Залпы наших батарей рвали плотный, гаревой ветер в клочки, и Михаил дышал обрывками этого ветра, его серыми влажными лоскутами – хватал ртом один лоскут, другой, а плотная серая небесная ткань снова тянулась, и снова залп, и снова треск грубо и страшно разрываемого воздуха.

«Будто мешковину надвое рвут. И ею же уши затыкают».

Глох и опять слышал. Их полк держался против двух германских. Слышно было – австрияки орали дико; потом видно, как рты разевают, а криков не слыхать.

Орудия жахали мерно и обреченно, в ритме гигантского адского маятника, будто эти оглушительные аханья, рвущие нищий земной воздух, издавала невидимая огромная машина.

Лямин тоскливо глядел на мосты через грязную темную, тускло блестевшую на перекатах мятой фольгой реку.

«Мосты крепкие. И никто их теперь-то не взорвет. И подмогу – по мостам – они, гаденыши, пришлют. Пришлют!»

Ахнуло опять. Под черепом у Михаила вместо мыслей на миг взбурлилась обжигающая каша, и хлюпала, и булькала. Показалось, каша эта сейчас вытечет в кривой разлом треснувшей от грохота кости.

…снова стал слышать. В дымном небе висел, качался аэроплан. Рота, что укрылась в кустах у реки, стреляла по авиатору, по стрекозино растопыренным дощатым крыльям.

«Ушел, дрянь. Спас свою шкуру».

Хилый лесок устилал всхолмия. Лесок такой: не спрячешься от снарядов, но и растеряешься среди юных березок, кривых молодых буков и крепеньких дубков.

«Лес. Лечь бы в траву под дерево. Рожу в траву… окунуть… об траву вытереть…»

Он нагнул лицо к руке, мертво вцепившейся в винтовку, и выгибом запястья зло отер пот со лба и щек.

Рядом с ним широко шагал солдат Егорьев, хрипло выплевывал из глотки не слова – опять шматки серой холстины:

– За всяким!.. кустом!.. здеся!.. зверь!
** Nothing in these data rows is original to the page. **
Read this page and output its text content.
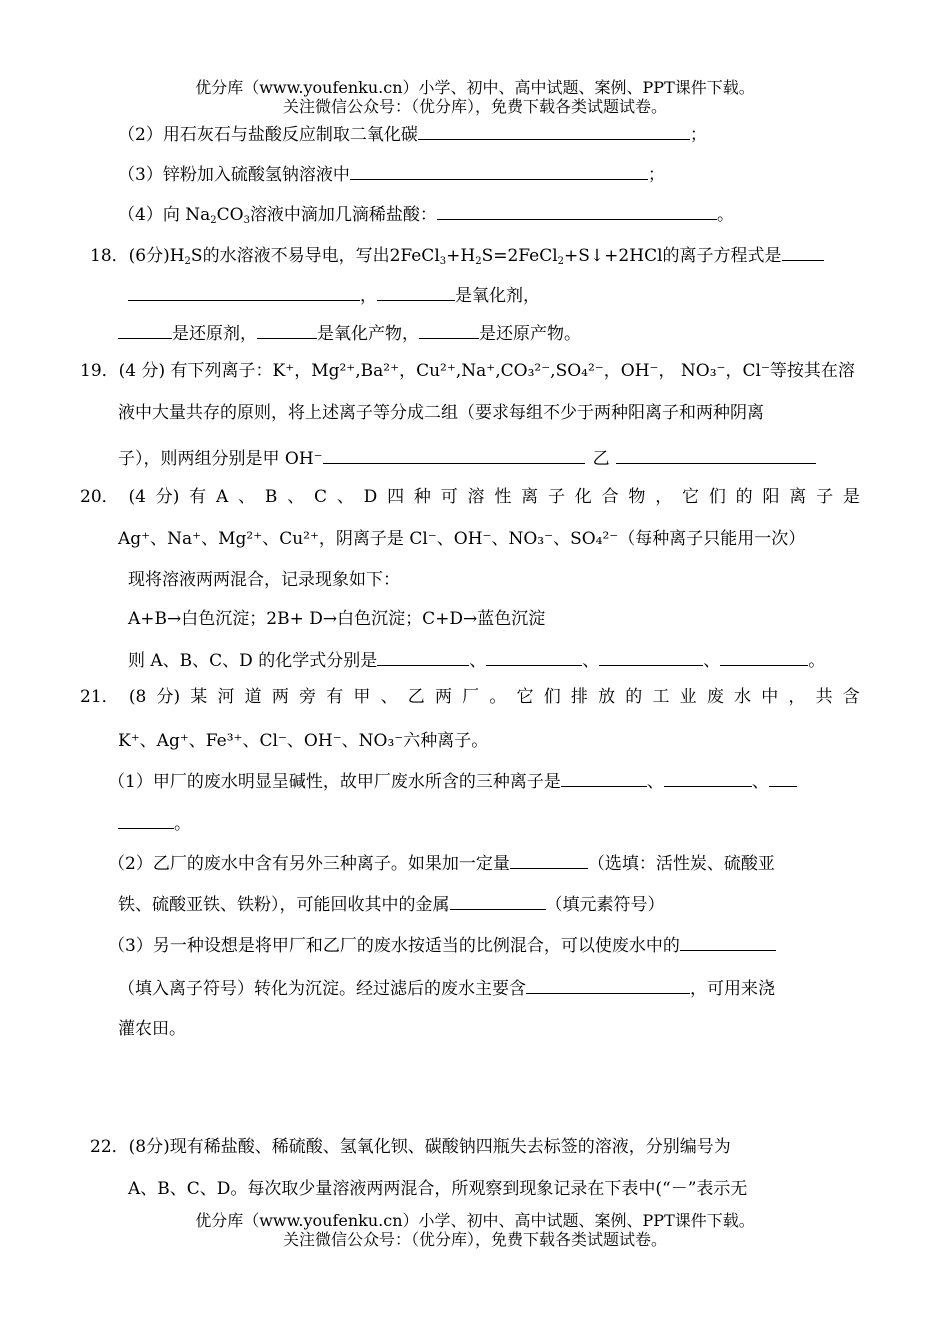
优分库（www.youfenku.cn）小学、初中、高中试题、案例、PPT课件下载。
关注微信公众号：（优分库），免费下载各类试题试卷。
（2）用石灰石与盐酸反应制取二氧化碳	；
（3）锌粉加入硫酸氢钠溶液中	；
（4）向 $Na_2CO_3$溶液中滴加几滴稀盐酸：	。
18．(6分)$H_2S$的水溶液不易导电，写出$2FeCl_3+H_2S=2FeCl_2+S↓+2HCl$的离子方程式是
，	是氧化剂，
是还原剂，	是氧化产物，	是还原产物。
19．(4 分) 有下列离子：K⁺，Mg²⁺,Ba²⁺，Cu²⁺,Na⁺,CO₃²⁻,SO₄²⁻，OH⁻， NO₃⁻，Cl⁻等按其在溶
液中大量共存的原则，将上述离子等分成二组（要求每组不少于两种阳离子和两种阴离
子），则两组分别是甲 OH⁻	乙
20． (4 分) 有 A 、 B 、 C 、 D 四 种 可 溶 性 离 子 化 合 物 ， 它 们 的 阳 离 子 是
Ag⁺、Na⁺、Mg²⁺、Cu²⁺，阴离子是 Cl⁻、OH⁻、NO₃⁻、SO₄²⁻（每种离子只能用一次）
现将溶液两两混合，记录现象如下：
A+B→白色沉淀；2B+ D→白色沉淀；C+D→蓝色沉淀
则 A、B、C、D 的化学式分别是	、	、	、	。
21． (8 分) 某 河 道 两 旁 有 甲 、 乙 两 厂 。 它 们 排 放 的 工 业 废 水 中 ， 共 含
K⁺、Ag⁺、Fe³⁺、Cl⁻、OH⁻、NO₃⁻六种离子。
（1）甲厂的废水明显呈碱性，故甲厂废水所含的三种离子是	、	、
。
（2）乙厂的废水中含有另外三种离子。如果加一定量	（选填：活性炭、硫酸亚
铁、硫酸亚铁、铁粉），可能回收其中的金属	（填元素符号）
（3）另一种设想是将甲厂和乙厂的废水按适当的比例混合，可以使废水中的
（填入离子符号）转化为沉淀。经过滤后的废水主要含	，可用来浇
灌农田。
22．(8分)现有稀盐酸、稀硫酸、氢氧化钡、碳酸钠四瓶失去标签的溶液，分别编号为
A、B、C、D。每次取少量溶液两两混合，所观察到现象记录在下表中(“－”表示无
优分库（www.youfenku.cn）小学、初中、高中试题、案例、PPT课件下载。
关注微信公众号：（优分库），免费下载各类试题试卷。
Сидит!

И сам зверски оскалившись, умалишенно хохотал, то ли себя и солдат подбадривая, то ли вправду сходя с ума.

Грохот раздался впереди, шагах в ста от них.

Солдаты присели. Кое-кто на землю лег.

Егорьев сплюнул и зло глянул на продолжавшего медленно, будто по минному полю, идти Лямина.

– О! Вот оно и хрен-то!

Все солдаты смотрели на огромную, черным котлом, воронку, вырытую снарядом по склону лесистого холма.

– По нас щас вдарит…

Офицер Дурасов, ехавший поблизости на хилом, сером в яблоках, коне, спрыгнул с коня и передал ординарцу поводья. Обернул к солдатам лицо. И Лямин вздрогнул. Никогда он не видал у человека такого лица. Ни у тех, кто умирал на его глазах; ни у тех, кто сильно и неудержно радовался перед ним.

Из лица Дурасова исходил яркий, мощный нездешний свет.

– Полк! – заорал Дурасов натужно. – Полк, вперед!